Como solía decir, si un hombre quería ser infiel, no importaba qué tan corto lo tuviera, nada lo detendría. Si no quería, le daría lo mismo incluso si otra mujer se le metía en la cama.
Además, confiaba plenamente en Gerard.
La reputación de lealtad y devoción de los Castell no era solo un cuento. Era la pura verdad.
—Estás siempre rodeado de guardaespaldas. ¿Quién podría siquiera acercarse a ti? —comentó Félix.
—Tenemos la misma edad y somos igual de guapos, pero de alguna manera tú te ves más joven y con más arrastre que yo.
Gerard replicó: —¿Envidia? Bueno. De ahora en adelante, puedes representar a nuestra empresa en todos los eventos. Presume tu encanto todo lo que quieras. Solo no vengas llorando cuando tu esposa agarre a tu hijo y te deje.
La relación de Félix y Jasmina había sido miel sobre hojuelas desde que eran novios hasta el matrimonio, sin un solo rival a la vista.
Gerard lo regañó: —La has tenido demasiado fácil.

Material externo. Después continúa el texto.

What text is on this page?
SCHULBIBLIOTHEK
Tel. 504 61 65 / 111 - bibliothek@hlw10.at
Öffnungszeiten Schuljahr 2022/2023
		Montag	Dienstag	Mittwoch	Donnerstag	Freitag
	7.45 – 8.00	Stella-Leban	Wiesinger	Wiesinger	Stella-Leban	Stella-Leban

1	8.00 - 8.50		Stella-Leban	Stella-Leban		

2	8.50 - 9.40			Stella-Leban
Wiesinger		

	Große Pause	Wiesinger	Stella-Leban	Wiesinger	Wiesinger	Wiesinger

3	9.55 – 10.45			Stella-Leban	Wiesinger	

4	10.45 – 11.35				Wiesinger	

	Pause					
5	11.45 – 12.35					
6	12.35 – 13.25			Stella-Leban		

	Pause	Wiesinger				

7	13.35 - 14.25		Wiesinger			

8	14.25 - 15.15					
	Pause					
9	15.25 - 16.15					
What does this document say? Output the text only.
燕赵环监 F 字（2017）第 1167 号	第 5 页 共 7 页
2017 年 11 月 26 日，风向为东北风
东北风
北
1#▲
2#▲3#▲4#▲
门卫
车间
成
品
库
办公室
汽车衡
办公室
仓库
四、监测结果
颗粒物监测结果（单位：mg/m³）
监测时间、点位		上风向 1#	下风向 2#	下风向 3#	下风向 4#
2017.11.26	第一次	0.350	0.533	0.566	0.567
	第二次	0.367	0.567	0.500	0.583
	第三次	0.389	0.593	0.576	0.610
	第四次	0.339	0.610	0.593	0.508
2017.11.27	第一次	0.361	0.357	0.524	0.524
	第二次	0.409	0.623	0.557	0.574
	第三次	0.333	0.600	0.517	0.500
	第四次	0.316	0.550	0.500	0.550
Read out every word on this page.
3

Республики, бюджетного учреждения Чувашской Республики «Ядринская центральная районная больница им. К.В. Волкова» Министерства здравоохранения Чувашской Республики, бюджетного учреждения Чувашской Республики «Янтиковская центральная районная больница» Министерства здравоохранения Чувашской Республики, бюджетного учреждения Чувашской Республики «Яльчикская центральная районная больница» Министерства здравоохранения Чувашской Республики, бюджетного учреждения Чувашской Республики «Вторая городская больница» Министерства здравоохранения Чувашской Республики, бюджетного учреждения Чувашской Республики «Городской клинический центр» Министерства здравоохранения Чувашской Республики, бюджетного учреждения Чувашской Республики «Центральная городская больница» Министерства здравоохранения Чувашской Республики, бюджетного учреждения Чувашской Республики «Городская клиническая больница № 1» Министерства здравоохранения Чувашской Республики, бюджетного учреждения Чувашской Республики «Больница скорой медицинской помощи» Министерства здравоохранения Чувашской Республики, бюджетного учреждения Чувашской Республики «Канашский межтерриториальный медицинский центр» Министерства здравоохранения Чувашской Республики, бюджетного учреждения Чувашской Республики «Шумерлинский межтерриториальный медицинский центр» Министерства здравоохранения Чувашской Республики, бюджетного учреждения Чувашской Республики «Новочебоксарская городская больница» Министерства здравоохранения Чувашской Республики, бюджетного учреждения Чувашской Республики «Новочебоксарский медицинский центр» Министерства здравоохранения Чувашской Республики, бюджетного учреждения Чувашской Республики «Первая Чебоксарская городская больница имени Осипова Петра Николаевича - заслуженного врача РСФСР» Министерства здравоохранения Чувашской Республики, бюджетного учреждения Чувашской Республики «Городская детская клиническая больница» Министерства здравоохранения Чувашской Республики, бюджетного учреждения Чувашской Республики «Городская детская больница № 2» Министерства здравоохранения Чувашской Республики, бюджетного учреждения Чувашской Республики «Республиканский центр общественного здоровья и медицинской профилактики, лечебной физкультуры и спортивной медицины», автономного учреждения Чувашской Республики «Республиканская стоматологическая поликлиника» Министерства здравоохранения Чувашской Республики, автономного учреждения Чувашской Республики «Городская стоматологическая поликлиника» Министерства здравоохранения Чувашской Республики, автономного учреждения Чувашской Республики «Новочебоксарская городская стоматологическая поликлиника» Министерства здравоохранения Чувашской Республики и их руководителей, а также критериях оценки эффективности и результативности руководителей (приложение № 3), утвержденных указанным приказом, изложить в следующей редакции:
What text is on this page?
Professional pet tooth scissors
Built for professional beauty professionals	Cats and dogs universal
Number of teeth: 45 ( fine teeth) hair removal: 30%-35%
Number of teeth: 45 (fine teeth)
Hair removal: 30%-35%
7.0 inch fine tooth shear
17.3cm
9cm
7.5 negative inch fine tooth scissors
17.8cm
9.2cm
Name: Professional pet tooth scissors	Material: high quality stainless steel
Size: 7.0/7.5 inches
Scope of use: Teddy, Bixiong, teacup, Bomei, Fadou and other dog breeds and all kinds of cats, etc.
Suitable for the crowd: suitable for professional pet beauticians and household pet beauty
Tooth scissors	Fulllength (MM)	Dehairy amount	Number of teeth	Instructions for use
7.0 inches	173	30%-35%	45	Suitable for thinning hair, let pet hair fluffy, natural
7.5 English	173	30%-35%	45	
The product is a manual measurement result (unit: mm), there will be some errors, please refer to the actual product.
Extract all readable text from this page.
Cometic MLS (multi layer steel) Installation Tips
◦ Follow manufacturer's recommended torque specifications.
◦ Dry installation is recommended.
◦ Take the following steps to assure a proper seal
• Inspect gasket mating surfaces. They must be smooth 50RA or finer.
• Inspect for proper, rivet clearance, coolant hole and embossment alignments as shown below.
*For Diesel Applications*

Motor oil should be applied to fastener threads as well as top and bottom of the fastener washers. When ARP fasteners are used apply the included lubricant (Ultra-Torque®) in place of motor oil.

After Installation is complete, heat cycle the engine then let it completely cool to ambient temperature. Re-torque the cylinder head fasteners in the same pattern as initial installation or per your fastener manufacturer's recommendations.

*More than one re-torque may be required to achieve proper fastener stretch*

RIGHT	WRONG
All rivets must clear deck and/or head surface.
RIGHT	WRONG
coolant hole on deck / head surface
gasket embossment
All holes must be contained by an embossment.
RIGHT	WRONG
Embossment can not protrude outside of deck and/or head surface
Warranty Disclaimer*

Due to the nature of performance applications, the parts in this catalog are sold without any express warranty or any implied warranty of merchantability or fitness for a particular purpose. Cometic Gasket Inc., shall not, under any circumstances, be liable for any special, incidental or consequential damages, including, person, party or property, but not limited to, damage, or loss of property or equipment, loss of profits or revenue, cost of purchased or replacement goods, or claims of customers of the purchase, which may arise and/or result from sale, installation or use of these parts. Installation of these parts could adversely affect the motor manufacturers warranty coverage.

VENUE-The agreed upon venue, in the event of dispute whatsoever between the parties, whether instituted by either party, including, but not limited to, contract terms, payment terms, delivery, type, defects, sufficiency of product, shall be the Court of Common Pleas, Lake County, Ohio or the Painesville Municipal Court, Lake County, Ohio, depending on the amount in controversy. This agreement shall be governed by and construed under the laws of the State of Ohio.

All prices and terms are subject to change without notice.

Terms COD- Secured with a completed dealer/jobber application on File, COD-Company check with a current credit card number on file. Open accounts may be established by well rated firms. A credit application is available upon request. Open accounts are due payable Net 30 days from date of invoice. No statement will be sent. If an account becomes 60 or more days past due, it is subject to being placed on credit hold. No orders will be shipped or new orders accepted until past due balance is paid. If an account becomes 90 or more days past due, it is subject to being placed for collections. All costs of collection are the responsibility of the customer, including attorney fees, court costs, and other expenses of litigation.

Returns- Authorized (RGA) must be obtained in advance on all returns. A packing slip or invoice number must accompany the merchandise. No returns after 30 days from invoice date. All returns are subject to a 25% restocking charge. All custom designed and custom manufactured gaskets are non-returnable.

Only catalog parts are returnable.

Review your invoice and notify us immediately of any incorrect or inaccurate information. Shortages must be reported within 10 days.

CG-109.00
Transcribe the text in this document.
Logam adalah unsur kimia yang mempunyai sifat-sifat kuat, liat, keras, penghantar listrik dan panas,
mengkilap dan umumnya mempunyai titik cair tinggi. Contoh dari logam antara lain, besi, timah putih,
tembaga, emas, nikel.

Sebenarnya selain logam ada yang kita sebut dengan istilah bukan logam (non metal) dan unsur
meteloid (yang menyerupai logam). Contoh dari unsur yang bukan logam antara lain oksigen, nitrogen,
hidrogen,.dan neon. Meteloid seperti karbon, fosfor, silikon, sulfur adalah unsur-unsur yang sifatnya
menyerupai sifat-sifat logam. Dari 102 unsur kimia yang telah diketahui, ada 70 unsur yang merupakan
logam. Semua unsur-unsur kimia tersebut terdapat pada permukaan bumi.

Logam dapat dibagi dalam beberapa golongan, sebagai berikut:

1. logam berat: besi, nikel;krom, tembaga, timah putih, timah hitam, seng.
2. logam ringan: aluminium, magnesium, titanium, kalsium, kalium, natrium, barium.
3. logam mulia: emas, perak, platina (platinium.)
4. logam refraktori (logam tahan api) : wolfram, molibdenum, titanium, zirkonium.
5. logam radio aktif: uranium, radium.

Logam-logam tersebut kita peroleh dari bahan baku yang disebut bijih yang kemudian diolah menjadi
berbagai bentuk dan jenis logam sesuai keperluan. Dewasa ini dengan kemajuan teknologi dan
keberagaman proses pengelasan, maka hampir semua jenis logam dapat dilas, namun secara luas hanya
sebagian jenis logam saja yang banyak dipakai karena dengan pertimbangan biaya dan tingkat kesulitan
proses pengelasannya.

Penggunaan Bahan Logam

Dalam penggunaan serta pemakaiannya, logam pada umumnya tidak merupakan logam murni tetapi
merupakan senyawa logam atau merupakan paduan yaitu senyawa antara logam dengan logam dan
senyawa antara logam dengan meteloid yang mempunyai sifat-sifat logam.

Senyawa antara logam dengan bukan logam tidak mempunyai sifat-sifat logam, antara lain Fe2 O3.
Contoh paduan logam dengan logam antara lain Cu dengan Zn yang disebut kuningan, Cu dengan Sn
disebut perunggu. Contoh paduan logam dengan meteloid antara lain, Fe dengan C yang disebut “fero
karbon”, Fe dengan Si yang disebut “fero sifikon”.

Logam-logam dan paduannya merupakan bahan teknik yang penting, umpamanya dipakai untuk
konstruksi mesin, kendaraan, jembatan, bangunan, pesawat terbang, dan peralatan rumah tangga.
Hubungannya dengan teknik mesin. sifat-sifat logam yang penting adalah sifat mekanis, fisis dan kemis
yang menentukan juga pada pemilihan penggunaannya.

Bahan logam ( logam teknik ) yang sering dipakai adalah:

Félix se defendió apresuradamente: —¡Admiro tu carisma, no la atención no deseada!
—Papá.
La voz al otro lado no era el tono dulce de su esposa, sino el timbre alegre e infantil de su hijo.
—¿Ah, sí? ¿Y por qué llamas a papá?
El niño contestó con alegría: —La abuela me trajo a la florería de mamá. Mamá también está aquí, y queremos ir a buscarte al trabajo. Papá, ¿ya puedes salir?
Pol respondió: —Normalmente no, pero si tú y mamá vienen a buscarme, entonces sí.
—Papá, ¿quieres flores? ¡Mamá y yo te podemos llevar un ramo!
Mientras entraba al ascensor, los ojos de Pol se arrugaron con ternura. —Si es de parte de ustedes dos, aunque sea un puñado de pasto, a papá le va a encantar y lo va a querer.